11 Mar Artist Spotlight: JC Spock
JC Spock first fell in love with the West almost three decades ago as a teenager on a six-week cross-country family vacation. “I was so amazed by the magic of the landscapes, which were entirely different from my upbringing in deciduous New England,” she recalls. “It completely changed my life.” She snapped many pictures on that trip, which in turn helped fuel lifelong passions for both photography and Western history. That passion eventually evolved into a singular art form: multilayered, richly textured collages in which she combines her photographs with scraps of printed ephemera, acrylic paint, and inks to document and tell the story of places and things that enchant her.
Spock came to her creative passion through what she laughingly describes as a “very strange route of interests and careers.” At first studying nursing, she went on to earn a bachelor’s in communications and a graduate degree in higher education administration. The latter led to a job at Wesleyan University — which she left two years later after she and her husband David moved near Denver, Colorado. There she found work in the natural foods industry, rising to an executive position with a prominent market chain.
“Art,” she continues, “never crossed my path as a possible profession,” even though she always carried her camera with her and had also long loved the craft of making collages. In 2010, she began making and selling mixed media collages using paint and ephemera. Then, not long after she and David returned to Connecticut for family reasons, she started adding in her photography. “It was like a light bulb went on for me,” she says, as she methodically complemented and contrasted her photos of the West with old documents and antique papers.
The results possess both the subtle beauty of painting and the complex intellectual intrigue of archaeological digs. Storing the Harvest, for example, began with an image she captured of some grain bins near Longmont, Colorado. Before printing it out, she manipulated it in Photoshop to achieve “a desaturated vintage color scheme,” she says. Using archival glue, she attached the print to a basswood panel along with a medley of scraps that create a complementary narrative, including vintage postage stamps and pages from an old seed catalog, a 1904 agricultural manual, the 1914 Farmers’ Almanac, and a 1939 edition of John Steinbeck’s The Grapes of Wrath, among other materials. Then, she used many squares and scraps of antique papers for “interesting depth and dimension.” Finally, she added atmospheric washes of paint that tie it all together and protective matte varnishes that enable viewers to “touch and feel the textures of the different layers.”

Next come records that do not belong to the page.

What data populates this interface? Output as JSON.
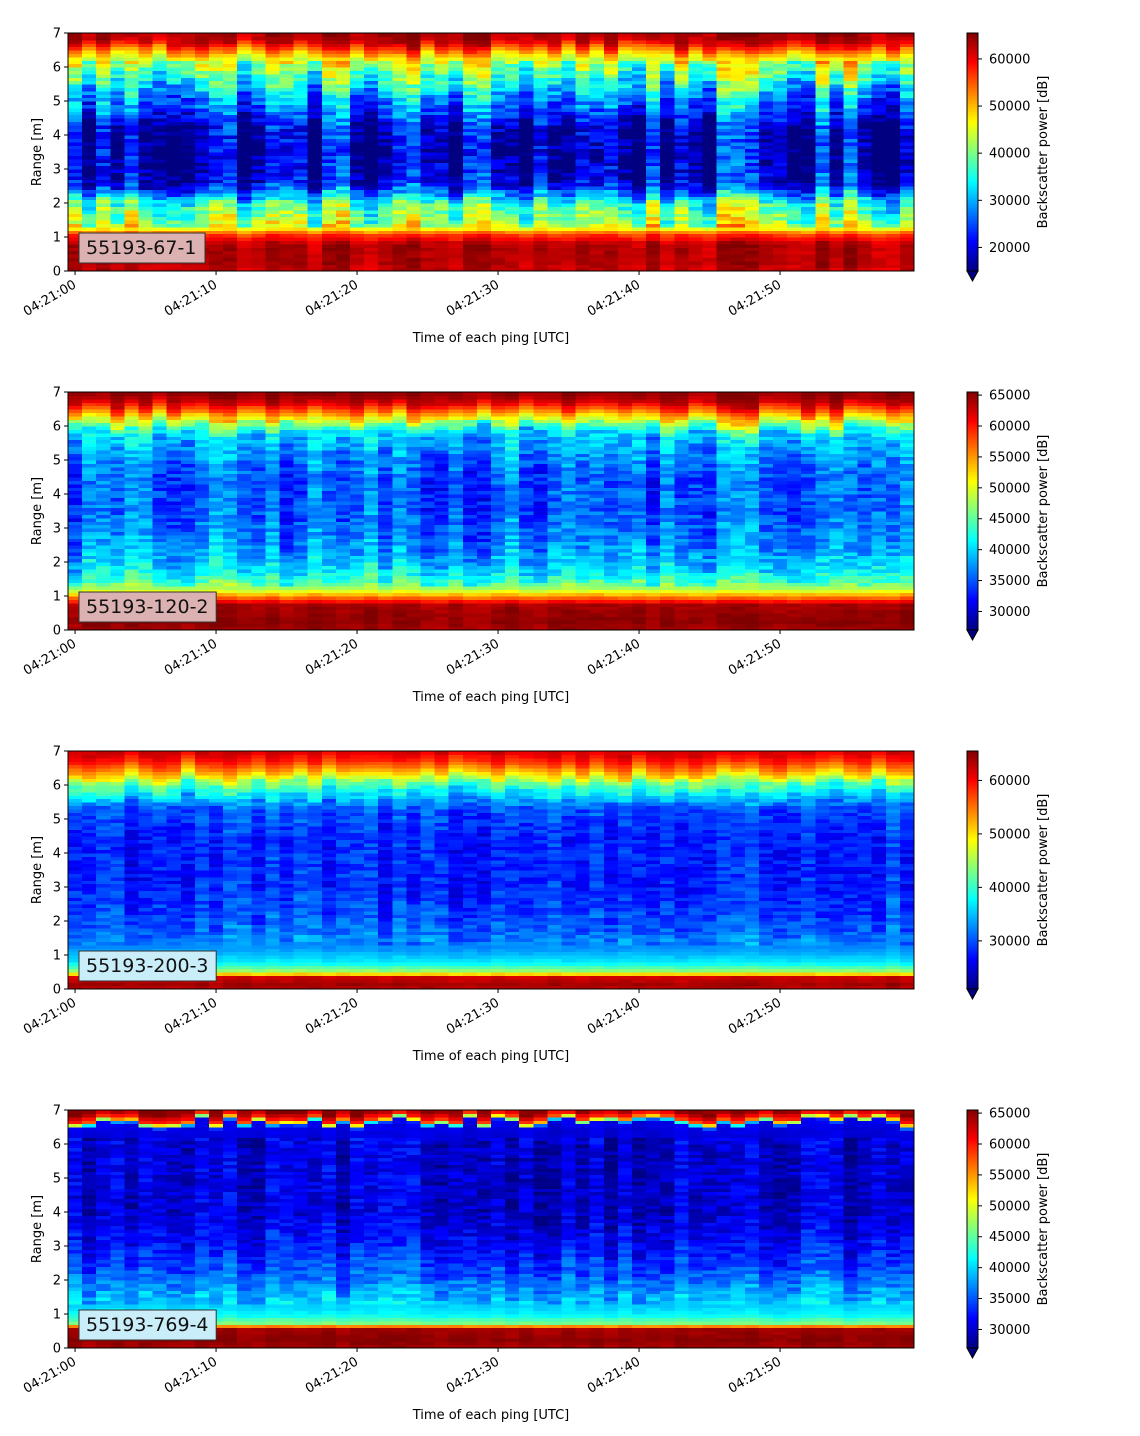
{
  "figure": {
    "xlabel": "Time of each ping [UTC]",
    "ylabel": "Range [m]",
    "colorbar_label": "Backscatter power [dB]"
  },
  "chart_data": [
    {
      "type": "heatmap",
      "annotation": "55193-67-1",
      "label_bg": "#dcb1b1",
      "x_ticks": [
        "04:21:00",
        "04:21:10",
        "04:21:20",
        "04:21:30",
        "04:21:40",
        "04:21:50"
      ],
      "xlim": [
        -0.5,
        59.5
      ],
      "ylim": [
        0,
        7
      ],
      "y_ticks": [
        0,
        1,
        2,
        3,
        4,
        5,
        6,
        7
      ],
      "color_range": [
        15000,
        65500
      ],
      "colorbar_ticks": [
        20000,
        30000,
        40000,
        50000,
        60000
      ],
      "colormap": "jet",
      "grid": false,
      "profile": [
        [
          0.0,
          62000
        ],
        [
          0.25,
          63000
        ],
        [
          0.8,
          63000
        ],
        [
          1.1,
          56000
        ],
        [
          1.3,
          44000
        ],
        [
          1.7,
          40000
        ],
        [
          2.0,
          37000
        ],
        [
          2.3,
          28000
        ],
        [
          2.6,
          20000
        ],
        [
          3.5,
          18000
        ],
        [
          4.2,
          19000
        ],
        [
          4.6,
          24000
        ],
        [
          5.2,
          30000
        ],
        [
          5.6,
          36000
        ],
        [
          6.0,
          41000
        ],
        [
          6.3,
          47000
        ],
        [
          6.5,
          54000
        ],
        [
          6.75,
          62000
        ],
        [
          7.0,
          64000
        ]
      ],
      "noise": 9000,
      "streakiness": 0.9
    },
    {
      "type": "heatmap",
      "annotation": "55193-120-2",
      "label_bg": "#dcb1b1",
      "x_ticks": [
        "04:21:00",
        "04:21:10",
        "04:21:20",
        "04:21:30",
        "04:21:40",
        "04:21:50"
      ],
      "xlim": [
        -0.5,
        59.5
      ],
      "ylim": [
        0,
        7
      ],
      "y_ticks": [
        0,
        1,
        2,
        3,
        4,
        5,
        6,
        7
      ],
      "color_range": [
        27000,
        65500
      ],
      "colorbar_ticks": [
        30000,
        35000,
        40000,
        45000,
        50000,
        55000,
        60000,
        65000
      ],
      "colormap": "jet",
      "grid": false,
      "profile": [
        [
          0.0,
          64000
        ],
        [
          0.25,
          65000
        ],
        [
          0.75,
          64000
        ],
        [
          0.95,
          57000
        ],
        [
          1.15,
          50000
        ],
        [
          1.4,
          44000
        ],
        [
          1.8,
          40000
        ],
        [
          2.5,
          37000
        ],
        [
          3.5,
          35000
        ],
        [
          4.5,
          35000
        ],
        [
          5.2,
          37000
        ],
        [
          5.8,
          40000
        ],
        [
          6.1,
          48000
        ],
        [
          6.4,
          56000
        ],
        [
          6.7,
          63000
        ],
        [
          7.0,
          65000
        ]
      ],
      "noise": 5000,
      "streakiness": 0.6
    },
    {
      "type": "heatmap",
      "annotation": "55193-200-3",
      "label_bg": "#c9eefa",
      "x_ticks": [
        "04:21:00",
        "04:21:10",
        "04:21:20",
        "04:21:30",
        "04:21:40",
        "04:21:50"
      ],
      "xlim": [
        -0.5,
        59.5
      ],
      "ylim": [
        0,
        7
      ],
      "y_ticks": [
        0,
        1,
        2,
        3,
        4,
        5,
        6,
        7
      ],
      "color_range": [
        21000,
        65500
      ],
      "colorbar_ticks": [
        30000,
        40000,
        50000,
        60000
      ],
      "colormap": "jet",
      "grid": false,
      "profile": [
        [
          0.0,
          63000
        ],
        [
          0.15,
          64000
        ],
        [
          0.35,
          62000
        ],
        [
          0.5,
          45000
        ],
        [
          0.8,
          37000
        ],
        [
          1.2,
          33000
        ],
        [
          2.0,
          30000
        ],
        [
          3.0,
          28000
        ],
        [
          4.5,
          28000
        ],
        [
          5.3,
          30000
        ],
        [
          5.8,
          37000
        ],
        [
          6.1,
          43000
        ],
        [
          6.4,
          52000
        ],
        [
          6.7,
          58000
        ],
        [
          7.0,
          62000
        ]
      ],
      "noise": 4500,
      "streakiness": 0.5
    },
    {
      "type": "heatmap",
      "annotation": "55193-769-4",
      "label_bg": "#c9eefa",
      "x_ticks": [
        "04:21:00",
        "04:21:10",
        "04:21:20",
        "04:21:30",
        "04:21:40",
        "04:21:50"
      ],
      "xlim": [
        -0.5,
        59.5
      ],
      "ylim": [
        0,
        7
      ],
      "y_ticks": [
        0,
        1,
        2,
        3,
        4,
        5,
        6,
        7
      ],
      "color_range": [
        27000,
        65500
      ],
      "colorbar_ticks": [
        30000,
        35000,
        40000,
        45000,
        50000,
        55000,
        60000,
        65000
      ],
      "colormap": "jet",
      "grid": false,
      "profile": [
        [
          0.0,
          64000
        ],
        [
          0.25,
          65000
        ],
        [
          0.6,
          64000
        ],
        [
          0.7,
          47000
        ],
        [
          1.0,
          41000
        ],
        [
          1.6,
          38000
        ],
        [
          2.2,
          35000
        ],
        [
          3.0,
          32000
        ],
        [
          4.0,
          30000
        ],
        [
          5.0,
          30000
        ],
        [
          6.0,
          30000
        ],
        [
          6.6,
          31000
        ],
        [
          6.75,
          58000
        ],
        [
          7.0,
          65000
        ]
      ],
      "noise": 4000,
      "streakiness": 0.5
    }
  ]
}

Spock finds the entire process as richly satisfying as her buyers find the results. Someday soon, she hopes to move back out West to better explore subjects that intrigue her, including the first transcontinental railroad, old mines, ghost towns, and remnants of the Dust Bowl era. “I love this learning process,” she concludes. “My artwork helps me to explore history, which in turn informs my art.”
Spock’s artwork is represented by Abend Gallery in Denver, Colorado.